It’s not Microsoft Corp.’s brightest moment. Microsoft has launched a campaign to extol the benefits of the privacy-centric Outlook.com and paint Google Inc.’s Gmail service as a privacy nightmare, full of targeted ads and e-mail invasion. Rather than playing up why Outlook.com can really offer a better experience, however, Microsoft spent much of its energy constructing Scroogle.com, a site devoted to attacking the entire Gmail service.
Microsoft’s site proudly proclaims that “Google goes through every Gmail that’s sent or received, looking for keywords so they can target Gmail users with paid ads. And there’s no way to opt out of this invasion of your privacy. Outlook.com is different—we don’t go through your email to sell ads.” To prove its point, Scroogle.com features screen shots of targeted ads, some innocuous, like resort ads targeted around vacation e-mails, and some insensitive, like divorce lawyer ads targeted around conversation about separation. But the site also offers out-of-context quotes from Google’s chairman Eric Schmidt and pithy video commercials that serve to highlight more of the same.

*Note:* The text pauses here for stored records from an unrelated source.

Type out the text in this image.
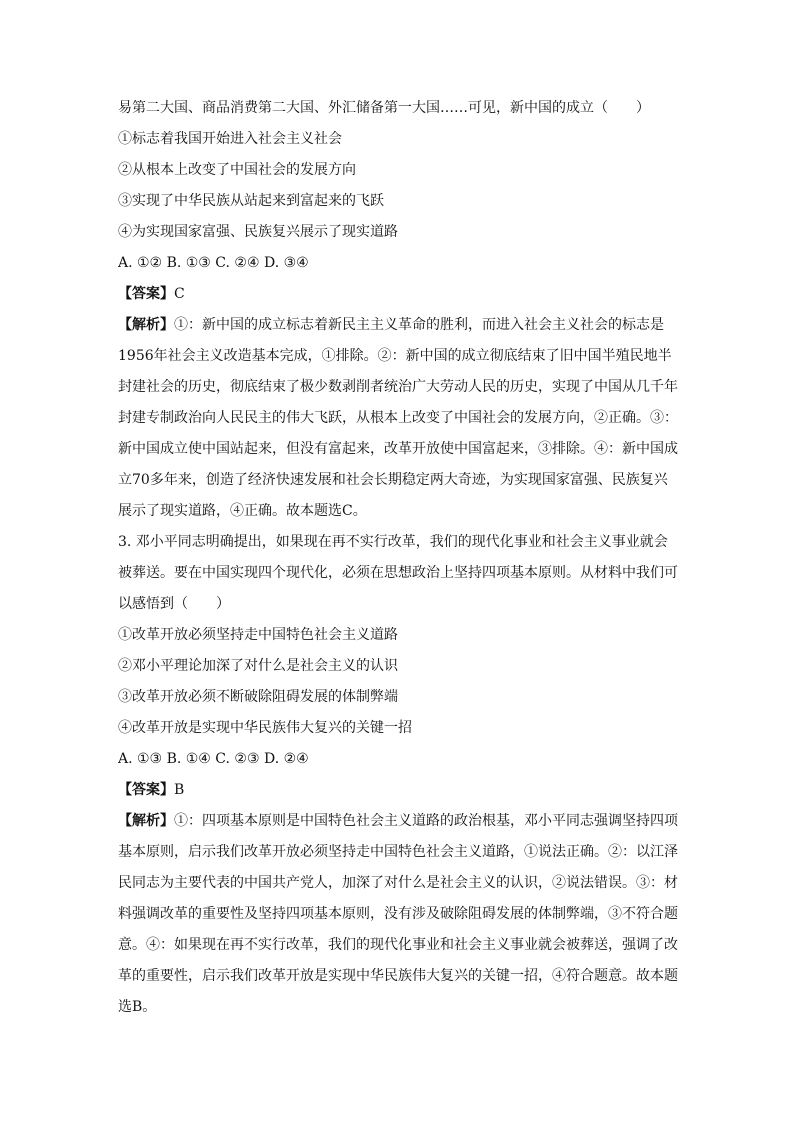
易第二大国、商品消费第二大国、外汇储备第一大国……可见，新中国的成立（　　）
①标志着我国开始进入社会主义社会
②从根本上改变了中国社会的发展方向
③实现了中华民族从站起来到富起来的飞跃
④为实现国家富强、民族复兴展示了现实道路
A. ①② B. ①③ C. ②④ D. ③④
【答案】C
【解析】①：新中国的成立标志着新民主主义革命的胜利，而进入社会主义社会的标志是
1956年社会主义改造基本完成，①排除。②：新中国的成立彻底结束了旧中国半殖民地半
封建社会的历史，彻底结束了极少数剥削者统治广大劳动人民的历史，实现了中国从几千年
封建专制政治向人民民主的伟大飞跃，从根本上改变了中国社会的发展方向，②正确。③：
新中国成立使中国站起来，但没有富起来，改革开放使中国富起来，③排除。④：新中国成
立70多年来，创造了经济快速发展和社会长期稳定两大奇迹，为实现国家富强、民族复兴
展示了现实道路，④正确。故本题选C。
3. 邓小平同志明确提出，如果现在再不实行改革，我们的现代化事业和社会主义事业就会
被葬送。要在中国实现四个现代化，必须在思想政治上坚持四项基本原则。从材料中我们可
以感悟到（　　）
①改革开放必须坚持走中国特色社会主义道路
②邓小平理论加深了对什么是社会主义的认识
③改革开放必须不断破除阻碍发展的体制弊端
④改革开放是实现中华民族伟大复兴的关键一招
A. ①③ B. ①④ C. ②③ D. ②④
【答案】B
【解析】①：四项基本原则是中国特色社会主义道路的政治根基，邓小平同志强调坚持四项
基本原则，启示我们改革开放必须坚持走中国特色社会主义道路，①说法正确。②：以江泽
民同志为主要代表的中国共产党人，加深了对什么是社会主义的认识，②说法错误。③：材
料强调改革的重要性及坚持四项基本原则，没有涉及破除阻碍发展的体制弊端，③不符合题
意。④：如果现在再不实行改革，我们的现代化事业和社会主义事业就会被葬送，强调了改
革的重要性，启示我们改革开放是实现中华民族伟大复兴的关键一招，④符合题意。故本题
选B。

Although most users take Google’s motto “don’t be evil” with a grain of salt, many of Google’s practices fuel the betterment of new and innovative products – Google 411, for example, helped refine Google’s voice recognition capabilities. This cyclical process has more or less been Google’s business for years. Google’s advertising revenue from Gmail does help make the platform better — Google has continually increased the capacity of free e-mail storage to their users, which now counts as space towards Google Drive.
In truth, Microsoft ploy likely won’t disrupt Google’s Gmail anytime soon — its clear Microsoft’s real agenda is to lure users back to the Microsoft ecosystem and snag more eyeballs for its Office 365 platform, arguably the most integral part of Microsoft’s blossoming cloud strategy. But a smear campaign against one of the world’s best known Internet companies and free sources of reliable e-mail? It seems desperate, crass and a bit out-of-touch.
If you count Microsoft’s anti-Google sentiment during the promotion of Redmond’s own Bing search engine, this marks Microsoft’s second attempt to grab market share away from the search giant.
With a Surface Pro tablet that hardly lives up to its moniker, a half-baked Surface RT tablet, a fledgling Windows Phone division among tepid Windows 8 sales, Microsoft should really be focusing on what it does best: software.